The news fell suddenly. In a document sent to the US stock market authority, the Securities and Exchange Commission (SEC), Elon Musk stated that he would refuse to buy Twitter. This thunderbolt is just the latest step in a procedure that has seen many twists and turns. Le Figaro looks back at the key dates in the love-hate relationship between the businessman and the bluebird network.
March rumors are rising…
With a following of over 100 million people, the entrepreneur often shares his ideas, humor, memes and projects on Twitter. Elon Musk, an ardent defender of free speech, believes that the platform does not sufficiently protect this fundamental principle of American democracy. on March 25, he interrogates his subscribers. Two million votes later, seven out of ten Internet users felt they didn’t buy Twitter.strictlyto this principle.
Criticism of Twitter’s lack of respect for free speech are repeated in Musk. Two days later, the businessman explains to a netizen that he “seriously think about itgo further by creating a new social network that respects this principle.
April. capture statement
On April 4, despite his repeated criticism of the platform, the release of an SEC filing shows that Elon Musk acquired a minority stake in Twitter, buying about 9.2% of the shares for $2.5 billion. At the time, his stake was described as passive, implying that the businessman had no intention of participating in the group’s strategic decisions.
The next day, Twitter announces the appointment of the entrepreneur to its board of directors. “He is both passionate and a fierce critic of the service, which is exactly what we need on Twitter and on the board to make us stronger for the long term.“, then comment the head of the company Parag Agrawal. On April 11, the situation took a new turn. Musk, who pledged not to increase his stake beyond 14.9% for two years, in exchange for his seat. boardresigns from his position on the board of directors.
And three days later Musk goes (much) further. getting rid of the limitation of his participation, the founder of SpaceX offers to buy the social network and take it out of the Stock Exchange for 43 billion dollars. Or $54.20 per share. At the end of the month, after some resistance, the board of directors of the social network hits the entrepreneur and approves his proposal, which represents “A 38% premium to Twitter’s April 1, 2022 closing price“. At the time, all parties were delighted with this decision.I want to make Twitter better than ever by improving the product with new features, making the algorithms open source to increase trust, defeating spambots, and authenticating everyone. Twitter has huge potential, I can’t wait! […] open it“, says the new owner of the network.
May. controversy over the proportion of fake accounts
Earlier this month, Twitter estimated in an audit that fake accounts, or spam, accounted for a maximum of 5% of daily active users in the first quarter of 2022. Two weeks later, another twist happened for the case, which was not lacking. doubting the number reported by the social network, Elon Musk announced the suspension”temporarily» repurchase agreement, details of the calculation method used during the audit. When saying “always decisiveto buy the business.

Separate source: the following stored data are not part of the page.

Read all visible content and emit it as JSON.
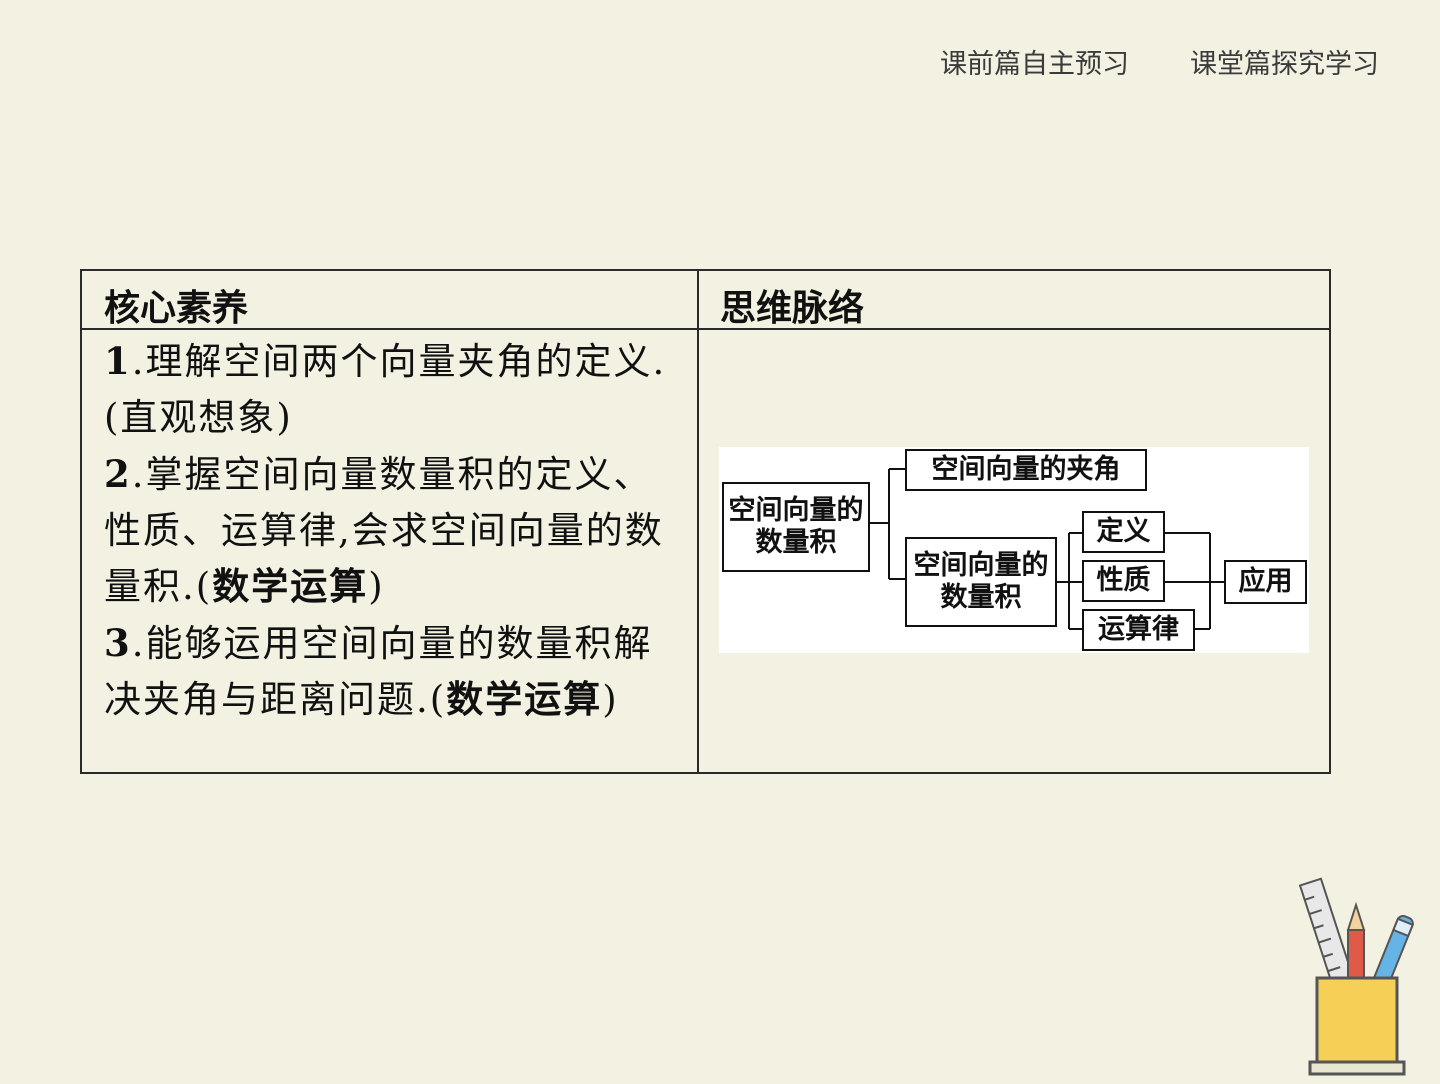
{
  "nav": {
    "tab_preclass": "课前篇自主预习",
    "tab_inclass": "课堂篇探究学习"
  },
  "table": {
    "header_left": "核心素养",
    "header_right": "思维脉络",
    "items": [
      {
        "num": "1",
        "text": ".理解空间两个向量夹角的定义.(直观想象)",
        "emphasis": "",
        "tail": ""
      },
      {
        "num": "2",
        "text": ".掌握空间向量数量积的定义、性质、运算律,会求空间向量的数量积.(",
        "emphasis": "数学运算",
        "tail": ")"
      },
      {
        "num": "3",
        "text": ".能够运用空间向量的数量积解决夹角与距离问题.(",
        "emphasis": "数学运算",
        "tail": ")"
      }
    ]
  },
  "mindmap": {
    "root": "空间向量的数量积",
    "branch_angle": "空间向量的夹角",
    "branch_product": "空间向量的数量积",
    "leaf_definition": "定义",
    "leaf_property": "性质",
    "leaf_law": "运算律",
    "result": "应用"
  },
  "decor": {
    "pencil_holder_icon": "pencil-cup-icon",
    "cup_color": "#f6cf57"
  }
}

Over the course of the month, the tone between the two groups gradually rises, and Tesla’s boss stands by his position. the takeover won’t happen until he gets assurances about the proportion of fake accounts and spam on the platform. Moreover, he puts forward “20%”, suggesting that in reality it may be much higher. The company, in turn, intends to complete the agreement at the agreed price and defends its calculation method. But the explanations do not convince Elon Musk, who simply answers via excretory emojis. Vibe:
June. the rag burns
Disputes over fake accounts and spam pollute exchanges between the two sides; In early June, Elon Musk stated that the company “actively resistto its requests for information on this case and threatened to withdraw from the purchase agreement. A little later, the American press noted that the social network gave way to the entrepreneur’s demands and will provide him with a huge “data streamsaddress his concerns.

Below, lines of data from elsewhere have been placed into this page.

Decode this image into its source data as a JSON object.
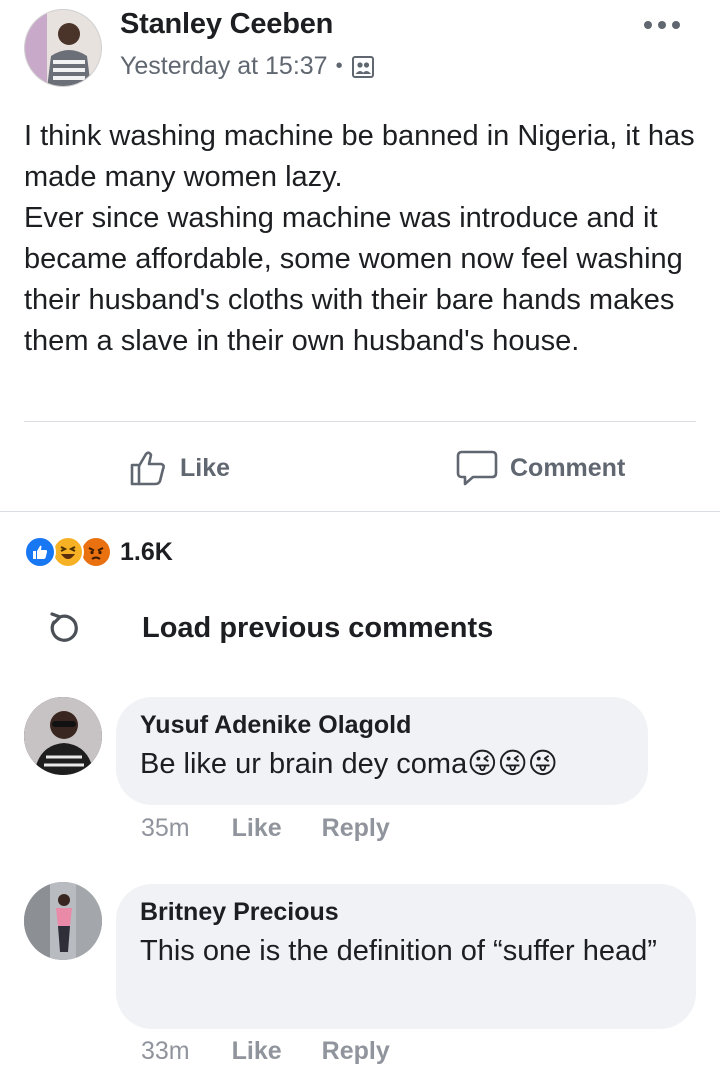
{
  "post": {
    "author": "Stanley Ceeben",
    "timestamp": "Yesterday at 15:37",
    "separator": "•",
    "audience_icon": "friends-of-friends-icon",
    "text_lines": [
      "I think washing machine be banned in Nigeria, it has made many women lazy.",
      "Ever since washing machine was introduce and it became affordable, some women now feel washing their husband's cloths with their bare hands makes them a slave in their own husband's house."
    ]
  },
  "actions": {
    "like_label": "Like",
    "comment_label": "Comment"
  },
  "reactions": {
    "types": [
      "like",
      "haha",
      "angry"
    ],
    "count": "1.6K"
  },
  "load_previous": {
    "label": "Load previous comments"
  },
  "comments": [
    {
      "author": "Yusuf Adenike Olagold",
      "text": "Be like ur brain dey coma😜😜😜",
      "time": "35m",
      "like_label": "Like",
      "reply_label": "Reply"
    },
    {
      "author": "Britney Precious",
      "text": "This one is the definition of “suffer head”",
      "time": "33m",
      "like_label": "Like",
      "reply_label": "Reply"
    }
  ],
  "colors": {
    "text_primary": "#1c1e21",
    "text_secondary": "#606770",
    "text_muted": "#90949c",
    "like_blue": "#1877f2",
    "haha_yellow": "#f7b125",
    "angry_orange": "#e9710f",
    "bubble_bg": "#f0f2f5"
  }
}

Throughout the month, the businessman avoids his plans, including the company’s employees, whom he meets for the first time in mid-June. In recounting the exchanges to the American press, employees are particularly concerned about the future owner’s political positions, his staunch defense of free speech and his statements about moderation and telecommuting.
July. Musk backs off
In July, a South African entrepreneur continues to suspect the platform of underestimating the share of fake accounts. And in a letter dated 8th published by the SEC, Elon Musk’s lawyers announce their intention to terminate the purchase agreement. “Twitter has not provided the information Mr. Musk requested for nearly two months, despite his detailed and repeated clarificationsaimed at speeding up the process, they say. Believing that the social network “has been violated“Operation agreement, not providing clear and accurate data about the number of fake accounts on the platform, so the businessman prefers “terminate the repurchase agreement and withdraw from the proposed transaction“.

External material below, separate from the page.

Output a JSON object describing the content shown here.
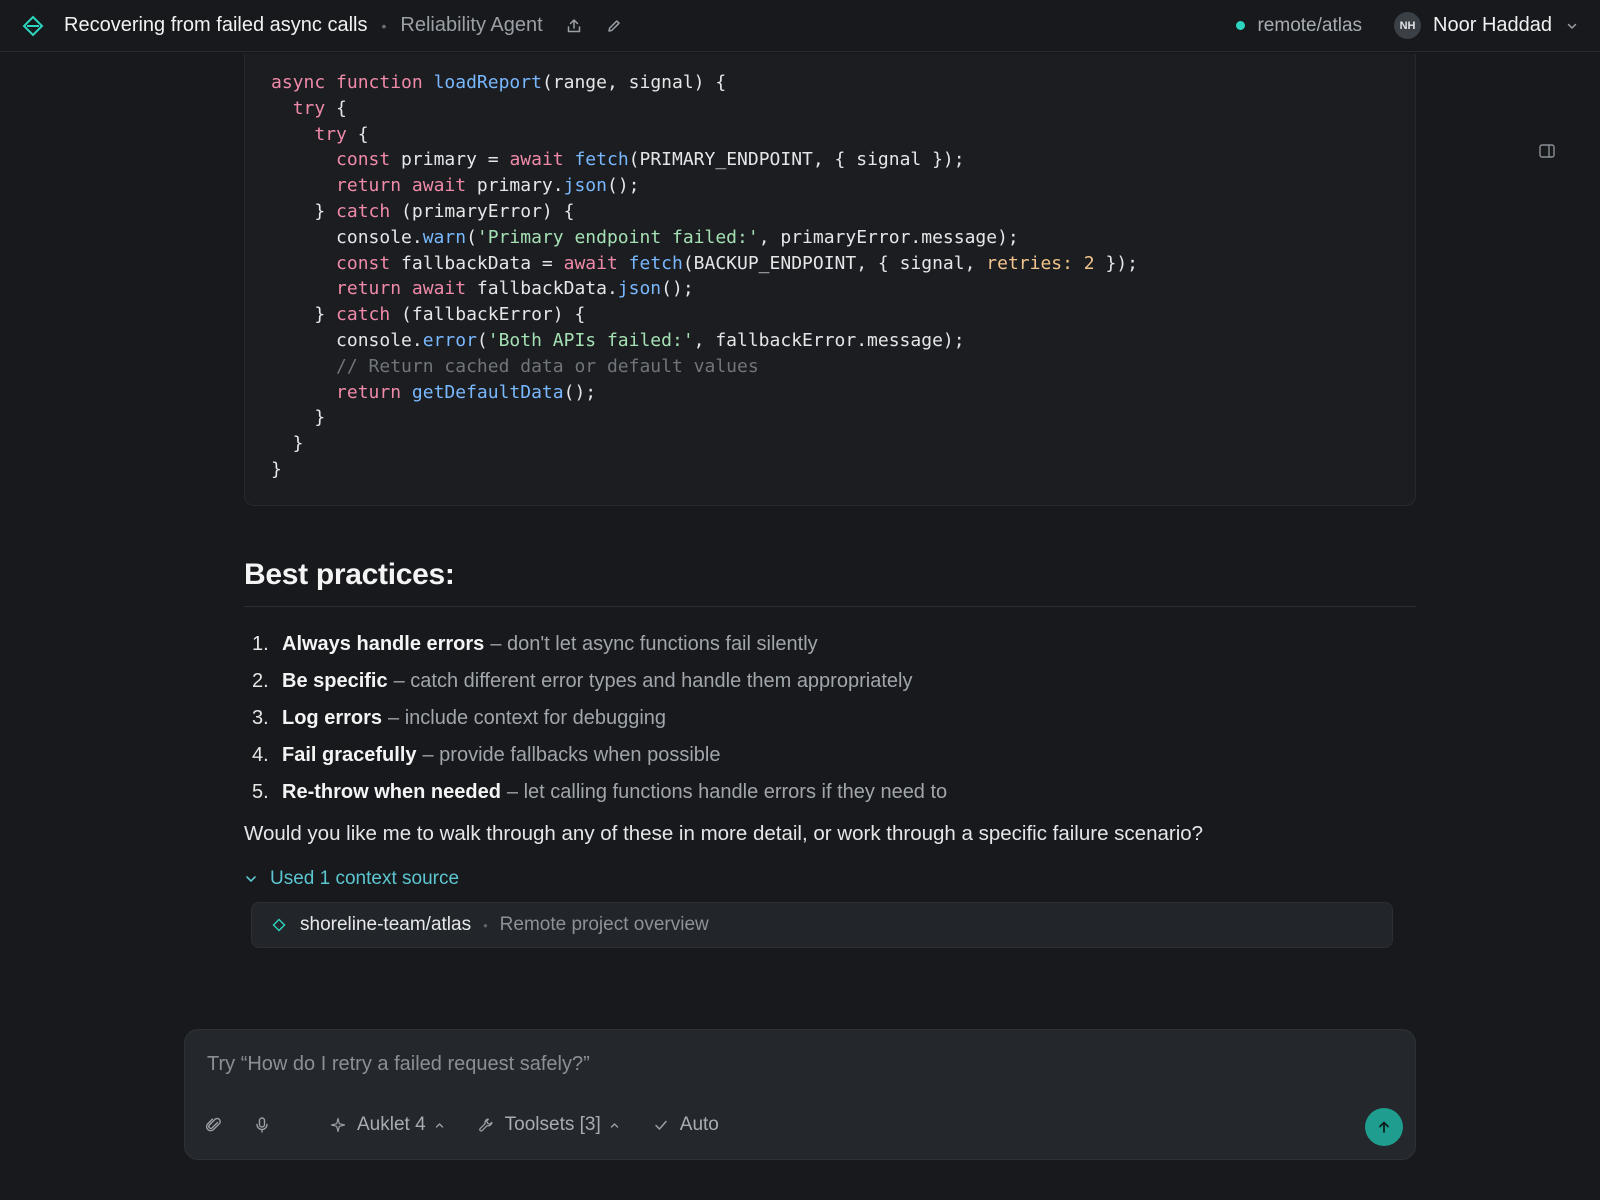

However, the case is not over, as the social network has announced that it intends to fight against the decision. “Twitter Board of Directors […] plans to take legal action to enforce the merger agreement– warned the chairman of the board, Brett Taylor. Before forcing the businessman to buy the company he no longer wants? A case to follow.
Source: Le Figaro

I am David Wyatt, a professional writer and journalist for Buna Times. I specialize in the world section of news coverage, where I bring to light stories and issues that affect us globally. As a graduate of Journalism, I have always had the passion to spread knowledge through writing.